I have written up a distributed training pipeline using the
DistributedDataParallel framework. I have DataLoader objects that are instantiated in each child process spawned by
torch.multiprocessing.spawn(). One CUDA device is allocated per child process, and the index of the device is passed to each of the processes so they know which device they should use. When the DataLoaders are created in each of these child processes, the DataLoaders also get told which devices they are operating on (I have written a custom DataLoader class) so that in the
collate_fn of each of these data loaders, the tensors are created directly on their respective device.

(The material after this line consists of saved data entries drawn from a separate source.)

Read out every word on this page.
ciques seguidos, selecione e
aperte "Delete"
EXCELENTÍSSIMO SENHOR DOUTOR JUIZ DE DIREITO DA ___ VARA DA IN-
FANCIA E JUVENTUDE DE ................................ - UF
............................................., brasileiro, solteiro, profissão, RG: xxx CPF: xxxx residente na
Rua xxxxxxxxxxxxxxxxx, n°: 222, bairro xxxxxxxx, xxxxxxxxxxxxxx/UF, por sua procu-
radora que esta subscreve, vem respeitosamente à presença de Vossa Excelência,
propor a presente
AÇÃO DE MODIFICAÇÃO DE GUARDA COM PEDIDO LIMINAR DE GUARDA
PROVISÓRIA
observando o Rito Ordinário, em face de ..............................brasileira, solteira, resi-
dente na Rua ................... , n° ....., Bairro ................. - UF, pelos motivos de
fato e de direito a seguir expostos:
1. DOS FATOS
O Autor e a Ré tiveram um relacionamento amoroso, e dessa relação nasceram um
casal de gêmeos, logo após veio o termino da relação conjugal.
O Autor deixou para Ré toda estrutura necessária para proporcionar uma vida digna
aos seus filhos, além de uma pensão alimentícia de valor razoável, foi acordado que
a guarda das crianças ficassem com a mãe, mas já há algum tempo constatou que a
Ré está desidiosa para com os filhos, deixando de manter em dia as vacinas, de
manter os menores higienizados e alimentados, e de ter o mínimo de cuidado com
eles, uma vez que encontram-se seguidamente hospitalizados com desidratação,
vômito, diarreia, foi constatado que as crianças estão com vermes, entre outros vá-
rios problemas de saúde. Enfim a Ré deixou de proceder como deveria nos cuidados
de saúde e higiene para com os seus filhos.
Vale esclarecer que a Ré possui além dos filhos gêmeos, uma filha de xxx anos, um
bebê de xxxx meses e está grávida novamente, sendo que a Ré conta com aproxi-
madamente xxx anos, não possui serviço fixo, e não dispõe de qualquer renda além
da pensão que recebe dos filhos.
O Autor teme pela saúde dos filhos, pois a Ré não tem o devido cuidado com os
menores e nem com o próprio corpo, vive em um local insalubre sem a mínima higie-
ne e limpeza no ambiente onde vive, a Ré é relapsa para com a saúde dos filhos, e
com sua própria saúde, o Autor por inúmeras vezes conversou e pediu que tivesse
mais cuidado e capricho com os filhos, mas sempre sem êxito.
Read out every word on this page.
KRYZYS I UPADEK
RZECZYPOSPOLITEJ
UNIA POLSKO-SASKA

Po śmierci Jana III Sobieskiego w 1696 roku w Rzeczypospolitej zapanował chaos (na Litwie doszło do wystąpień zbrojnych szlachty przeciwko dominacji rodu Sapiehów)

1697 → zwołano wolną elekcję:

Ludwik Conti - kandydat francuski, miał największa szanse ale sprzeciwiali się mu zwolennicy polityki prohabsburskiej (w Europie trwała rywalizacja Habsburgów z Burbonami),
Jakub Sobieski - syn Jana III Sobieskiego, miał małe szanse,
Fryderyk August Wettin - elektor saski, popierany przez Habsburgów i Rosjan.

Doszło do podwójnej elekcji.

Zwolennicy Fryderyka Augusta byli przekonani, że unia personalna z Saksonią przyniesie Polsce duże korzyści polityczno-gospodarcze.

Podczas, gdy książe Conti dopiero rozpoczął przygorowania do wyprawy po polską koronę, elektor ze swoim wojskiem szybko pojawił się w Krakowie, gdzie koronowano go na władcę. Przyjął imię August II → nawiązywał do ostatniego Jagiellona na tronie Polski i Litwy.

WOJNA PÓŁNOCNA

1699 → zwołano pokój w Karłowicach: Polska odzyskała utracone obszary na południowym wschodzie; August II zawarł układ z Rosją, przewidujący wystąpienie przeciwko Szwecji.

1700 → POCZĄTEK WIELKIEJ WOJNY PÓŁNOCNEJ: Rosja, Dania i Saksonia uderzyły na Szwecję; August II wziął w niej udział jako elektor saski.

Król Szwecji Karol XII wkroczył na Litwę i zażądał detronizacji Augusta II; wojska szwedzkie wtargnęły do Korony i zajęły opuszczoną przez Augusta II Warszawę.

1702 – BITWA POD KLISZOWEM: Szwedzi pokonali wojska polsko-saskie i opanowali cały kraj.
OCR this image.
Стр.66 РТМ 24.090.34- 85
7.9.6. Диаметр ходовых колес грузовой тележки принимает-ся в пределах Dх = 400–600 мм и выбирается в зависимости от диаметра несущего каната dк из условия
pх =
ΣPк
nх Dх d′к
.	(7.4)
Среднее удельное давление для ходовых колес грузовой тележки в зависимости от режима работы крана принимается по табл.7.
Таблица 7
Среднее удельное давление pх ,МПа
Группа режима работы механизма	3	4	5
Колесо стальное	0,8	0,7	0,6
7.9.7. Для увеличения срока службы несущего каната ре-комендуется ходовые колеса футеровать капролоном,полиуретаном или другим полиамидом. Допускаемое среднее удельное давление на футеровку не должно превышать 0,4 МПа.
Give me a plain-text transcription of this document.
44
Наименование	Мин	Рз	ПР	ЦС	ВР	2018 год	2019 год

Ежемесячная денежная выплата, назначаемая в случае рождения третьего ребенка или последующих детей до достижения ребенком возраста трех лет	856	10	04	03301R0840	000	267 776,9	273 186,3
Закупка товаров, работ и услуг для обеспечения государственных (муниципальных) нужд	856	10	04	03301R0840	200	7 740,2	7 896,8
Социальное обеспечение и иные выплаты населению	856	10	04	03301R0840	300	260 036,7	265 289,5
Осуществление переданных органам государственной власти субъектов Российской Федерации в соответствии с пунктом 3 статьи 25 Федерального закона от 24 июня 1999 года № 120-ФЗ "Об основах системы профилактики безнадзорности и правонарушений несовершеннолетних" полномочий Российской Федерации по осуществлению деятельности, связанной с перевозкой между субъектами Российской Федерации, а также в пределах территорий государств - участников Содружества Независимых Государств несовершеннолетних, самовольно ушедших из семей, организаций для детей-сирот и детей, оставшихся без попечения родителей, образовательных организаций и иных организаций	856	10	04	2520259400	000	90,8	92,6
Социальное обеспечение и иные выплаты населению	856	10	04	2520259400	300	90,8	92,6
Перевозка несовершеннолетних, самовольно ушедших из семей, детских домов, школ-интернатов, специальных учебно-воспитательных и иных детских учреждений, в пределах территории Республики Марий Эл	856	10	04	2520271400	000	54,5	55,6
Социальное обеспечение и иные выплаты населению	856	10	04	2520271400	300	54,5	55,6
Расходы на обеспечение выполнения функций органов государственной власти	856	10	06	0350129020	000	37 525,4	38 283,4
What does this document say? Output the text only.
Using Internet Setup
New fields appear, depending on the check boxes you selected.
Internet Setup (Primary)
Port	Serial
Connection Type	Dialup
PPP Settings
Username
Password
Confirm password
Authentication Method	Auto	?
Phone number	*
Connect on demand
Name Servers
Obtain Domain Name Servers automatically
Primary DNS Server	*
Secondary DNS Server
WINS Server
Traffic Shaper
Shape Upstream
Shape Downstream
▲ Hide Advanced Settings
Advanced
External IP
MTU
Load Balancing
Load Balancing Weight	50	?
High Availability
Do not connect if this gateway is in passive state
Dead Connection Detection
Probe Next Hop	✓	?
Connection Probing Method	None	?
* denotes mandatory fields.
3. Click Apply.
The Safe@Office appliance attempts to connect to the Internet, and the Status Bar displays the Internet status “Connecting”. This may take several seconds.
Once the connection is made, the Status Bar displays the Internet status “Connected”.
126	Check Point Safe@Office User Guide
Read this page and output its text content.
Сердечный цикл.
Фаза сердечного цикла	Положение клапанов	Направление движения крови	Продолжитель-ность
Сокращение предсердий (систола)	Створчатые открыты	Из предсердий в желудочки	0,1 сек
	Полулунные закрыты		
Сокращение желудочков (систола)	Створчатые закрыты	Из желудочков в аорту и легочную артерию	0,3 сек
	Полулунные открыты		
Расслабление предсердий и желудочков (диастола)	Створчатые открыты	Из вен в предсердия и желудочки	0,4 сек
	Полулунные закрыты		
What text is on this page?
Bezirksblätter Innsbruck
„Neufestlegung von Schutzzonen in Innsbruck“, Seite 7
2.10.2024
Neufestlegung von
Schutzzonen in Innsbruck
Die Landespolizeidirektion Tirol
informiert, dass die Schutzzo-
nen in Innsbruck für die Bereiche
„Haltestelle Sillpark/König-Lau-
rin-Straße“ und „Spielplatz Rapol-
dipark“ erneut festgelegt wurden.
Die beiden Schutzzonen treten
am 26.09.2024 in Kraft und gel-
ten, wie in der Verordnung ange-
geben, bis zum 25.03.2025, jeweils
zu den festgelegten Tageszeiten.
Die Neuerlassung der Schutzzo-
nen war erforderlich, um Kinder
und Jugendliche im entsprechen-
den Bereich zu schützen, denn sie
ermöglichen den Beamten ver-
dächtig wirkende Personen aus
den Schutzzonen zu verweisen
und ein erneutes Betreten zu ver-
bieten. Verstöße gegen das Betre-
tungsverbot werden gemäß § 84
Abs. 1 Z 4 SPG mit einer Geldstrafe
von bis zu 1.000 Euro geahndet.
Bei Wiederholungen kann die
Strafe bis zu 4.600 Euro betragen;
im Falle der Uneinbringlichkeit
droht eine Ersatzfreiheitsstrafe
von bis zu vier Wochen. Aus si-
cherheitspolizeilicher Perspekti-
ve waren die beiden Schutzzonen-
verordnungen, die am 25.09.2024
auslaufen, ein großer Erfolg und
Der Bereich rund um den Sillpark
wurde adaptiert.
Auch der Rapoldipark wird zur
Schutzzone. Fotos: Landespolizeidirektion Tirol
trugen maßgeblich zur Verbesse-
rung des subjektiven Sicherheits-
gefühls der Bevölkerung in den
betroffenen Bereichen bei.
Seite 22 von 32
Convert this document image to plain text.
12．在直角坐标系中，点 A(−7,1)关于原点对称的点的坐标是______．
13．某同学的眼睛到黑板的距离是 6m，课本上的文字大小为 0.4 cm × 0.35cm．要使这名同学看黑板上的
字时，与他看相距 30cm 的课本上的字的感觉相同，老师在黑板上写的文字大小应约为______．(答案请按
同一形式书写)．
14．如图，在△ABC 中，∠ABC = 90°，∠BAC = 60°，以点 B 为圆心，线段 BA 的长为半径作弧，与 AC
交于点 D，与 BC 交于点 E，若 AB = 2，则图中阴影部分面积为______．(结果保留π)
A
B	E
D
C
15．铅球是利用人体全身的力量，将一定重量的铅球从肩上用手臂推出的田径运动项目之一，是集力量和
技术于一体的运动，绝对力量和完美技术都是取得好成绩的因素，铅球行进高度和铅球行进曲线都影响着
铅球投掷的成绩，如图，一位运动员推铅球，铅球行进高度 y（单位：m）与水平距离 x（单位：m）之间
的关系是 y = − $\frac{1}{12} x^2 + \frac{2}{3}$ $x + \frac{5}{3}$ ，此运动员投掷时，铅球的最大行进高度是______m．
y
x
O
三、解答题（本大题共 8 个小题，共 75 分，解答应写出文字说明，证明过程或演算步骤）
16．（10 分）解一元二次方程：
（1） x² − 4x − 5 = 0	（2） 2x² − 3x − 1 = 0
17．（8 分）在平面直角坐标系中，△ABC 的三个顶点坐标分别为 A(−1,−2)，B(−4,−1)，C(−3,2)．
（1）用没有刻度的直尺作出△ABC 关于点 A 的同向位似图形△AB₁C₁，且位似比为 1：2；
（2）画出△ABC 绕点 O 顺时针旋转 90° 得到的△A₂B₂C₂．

In my case, I can’t see how creating the tensors directly on the CUDA device and returning that could be a bad thing. The dataloaders always know exactly which CUDA device the tensors need to be on, and since only one process uses each device there shouldn’t be any CUDA memory sharing problems right?
I just wanted to double check this with more knowledgable people here on the forum to make sure I haven’t completely misunderstood the point.